The integration, verification, and sometimes certification of complex systems involves the development and execution of test cases. These test cases generate data that is analyzed to determine if the system meets its requirements. Let’s look at the eight reasons why we prefer Python as our data analysis language of choice.
1. It is open source
It’s no secret that the team at Applied Dynamics has love for open source technology. We’ve been around long enough to get burned by the selection of proprietary technology that eventually went the way of the dodo bird. Our software, our hardware designs, and our development processes were built up around technology, some of which eventually died or became too costly compared to better alternatives. Our only choice was to extract that software technology from our world and replace it with something better, almost always open source. The zero dollar licensing cost of getting started is also a pretty nice feature of Python as an open source platform for data analysis.
2. It is object oriented
The patterns within a test and data analysis language beg for an object oriented implementation. A test is comprised of a collection of test items. There is a common set of properties and attributes that can be identified across all test items, lending itself to inheritance. Analysis methods are built up as a collection of method items whose structure is dependent on the dataset schema. Then there is the evidence generation portion of the test and analysis effort, another set of data structures that naturally lend themselves to a well-defined data class architecture. Building up data classes in Python is intuitive and powerful. It’s the right thing to do; and it’s the right way to do it
3. and 4. NumPy and SciPy, not necessarily in that order
Linear and matrix algebra, integration, optimization, interpolation, Fast Fourier transforms, signal processing, sparse eigenvalues, statistics, and control systems analysis are the tip of the two icebergs that are SciPy and NumPy. One of the beautiful underlying philosophical tenants of the open source movement is the idea that the value of a given piece of software falls over time and eventually becomes free and public domain. SciPy and NumPy are two dramatic examples of tremendous value that is now free for the benefit of all.
5. Finding talent
A key consideration for the selection of any test and analysis language is access to experienced practitioners. Experienced Python users are easy to find. Its heavy application in web-based software is probably one reason why there are so many Python coders out there. We’ve also noticed a fast emergence of Python education within US universities and many engineering and computer science grads have hands-on experience right out of school.

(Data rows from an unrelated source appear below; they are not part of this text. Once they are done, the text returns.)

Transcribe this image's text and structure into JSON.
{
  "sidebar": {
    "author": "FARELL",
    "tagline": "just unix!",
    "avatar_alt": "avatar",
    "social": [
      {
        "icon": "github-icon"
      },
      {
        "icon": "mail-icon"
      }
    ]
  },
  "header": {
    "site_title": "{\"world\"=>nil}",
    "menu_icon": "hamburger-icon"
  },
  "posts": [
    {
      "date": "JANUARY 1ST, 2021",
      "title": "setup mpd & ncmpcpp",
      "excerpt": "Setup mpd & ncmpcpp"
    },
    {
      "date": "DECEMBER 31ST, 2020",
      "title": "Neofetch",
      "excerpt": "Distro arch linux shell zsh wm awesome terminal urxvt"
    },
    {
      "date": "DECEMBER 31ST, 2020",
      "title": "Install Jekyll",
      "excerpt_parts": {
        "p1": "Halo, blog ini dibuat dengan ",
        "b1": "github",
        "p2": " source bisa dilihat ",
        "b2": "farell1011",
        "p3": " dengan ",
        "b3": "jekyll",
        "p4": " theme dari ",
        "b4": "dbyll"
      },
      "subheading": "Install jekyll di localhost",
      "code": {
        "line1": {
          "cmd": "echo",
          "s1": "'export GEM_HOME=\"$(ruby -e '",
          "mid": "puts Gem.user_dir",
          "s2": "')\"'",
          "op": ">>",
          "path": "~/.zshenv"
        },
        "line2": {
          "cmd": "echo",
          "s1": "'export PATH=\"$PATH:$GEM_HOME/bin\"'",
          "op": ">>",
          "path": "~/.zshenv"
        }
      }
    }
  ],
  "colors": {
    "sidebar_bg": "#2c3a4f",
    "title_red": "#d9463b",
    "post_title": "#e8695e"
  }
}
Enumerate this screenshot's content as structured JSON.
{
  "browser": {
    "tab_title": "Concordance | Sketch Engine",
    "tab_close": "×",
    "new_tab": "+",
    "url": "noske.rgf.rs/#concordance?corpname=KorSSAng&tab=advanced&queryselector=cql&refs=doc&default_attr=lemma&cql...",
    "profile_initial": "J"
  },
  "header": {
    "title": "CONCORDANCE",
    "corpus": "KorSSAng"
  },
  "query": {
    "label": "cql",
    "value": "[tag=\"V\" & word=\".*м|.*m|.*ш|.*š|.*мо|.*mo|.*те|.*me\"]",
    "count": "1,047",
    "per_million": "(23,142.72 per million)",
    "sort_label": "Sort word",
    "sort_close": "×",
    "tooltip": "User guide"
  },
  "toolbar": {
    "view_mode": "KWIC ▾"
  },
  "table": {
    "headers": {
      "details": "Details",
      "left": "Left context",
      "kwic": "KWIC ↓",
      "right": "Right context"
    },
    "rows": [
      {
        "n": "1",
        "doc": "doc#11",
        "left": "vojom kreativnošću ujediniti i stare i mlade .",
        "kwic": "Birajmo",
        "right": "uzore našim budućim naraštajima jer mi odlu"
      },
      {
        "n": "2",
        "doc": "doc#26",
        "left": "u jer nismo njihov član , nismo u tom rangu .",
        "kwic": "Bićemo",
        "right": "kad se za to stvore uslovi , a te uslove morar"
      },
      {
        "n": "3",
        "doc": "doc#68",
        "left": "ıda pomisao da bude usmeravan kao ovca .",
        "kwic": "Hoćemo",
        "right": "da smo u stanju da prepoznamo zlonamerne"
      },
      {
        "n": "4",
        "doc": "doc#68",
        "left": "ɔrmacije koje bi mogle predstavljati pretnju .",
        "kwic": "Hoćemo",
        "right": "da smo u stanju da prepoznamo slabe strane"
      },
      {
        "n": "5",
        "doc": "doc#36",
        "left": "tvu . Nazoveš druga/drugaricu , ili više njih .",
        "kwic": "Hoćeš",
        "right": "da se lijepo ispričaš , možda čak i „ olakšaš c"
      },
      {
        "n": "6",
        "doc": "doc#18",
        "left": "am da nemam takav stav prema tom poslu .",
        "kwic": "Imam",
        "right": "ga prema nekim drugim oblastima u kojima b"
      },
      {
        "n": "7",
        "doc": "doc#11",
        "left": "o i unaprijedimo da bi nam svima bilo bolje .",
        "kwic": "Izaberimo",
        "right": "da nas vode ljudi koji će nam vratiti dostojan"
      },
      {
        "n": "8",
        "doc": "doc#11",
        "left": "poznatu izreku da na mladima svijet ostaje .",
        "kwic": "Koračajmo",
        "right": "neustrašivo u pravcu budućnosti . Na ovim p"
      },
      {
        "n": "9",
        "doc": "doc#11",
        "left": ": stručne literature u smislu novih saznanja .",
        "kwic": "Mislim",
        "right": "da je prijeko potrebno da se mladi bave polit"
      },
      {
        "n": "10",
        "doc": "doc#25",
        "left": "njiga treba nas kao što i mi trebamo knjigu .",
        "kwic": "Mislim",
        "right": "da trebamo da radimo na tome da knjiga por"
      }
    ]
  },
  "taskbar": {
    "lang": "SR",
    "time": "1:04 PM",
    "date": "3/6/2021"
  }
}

The ability to extend your test and analysis through the use of platform-neutral API’s is an aspect of Python limited only by your imagination. We like to think of Python as a sandbox allowing technology to be brought together however the heck you wanna bring it!
7. Embed – Ability
Once upon a time Microsoft offered and encouraged the embedding of an interpreted VBA scripting module for desktop applications written in MFC or .NET. That piece of technology soon disappeared and Visual Basic immediately became a less appropriate embedded scripting language. By this time, Python was already positioning itself as a better embedded scripting approach. And wow, has the value proposition grown. The list of popular, commercial software applications who’ve embedded Python enabling their functionality to be scripted, is longer than this top 8 list article. LibreOffice is transitioning their default from Java to Python. The Raspberry Pi has adopted Python as the principal user programming language.
8. Easy to learn
Python is easy to learn. Anyone with experience programming in C or Java will find it as easy, and more rewarding, than falling down stairs. The internet offers an endless supply of educational resources to learn Python including free Python training at Codecademy.com.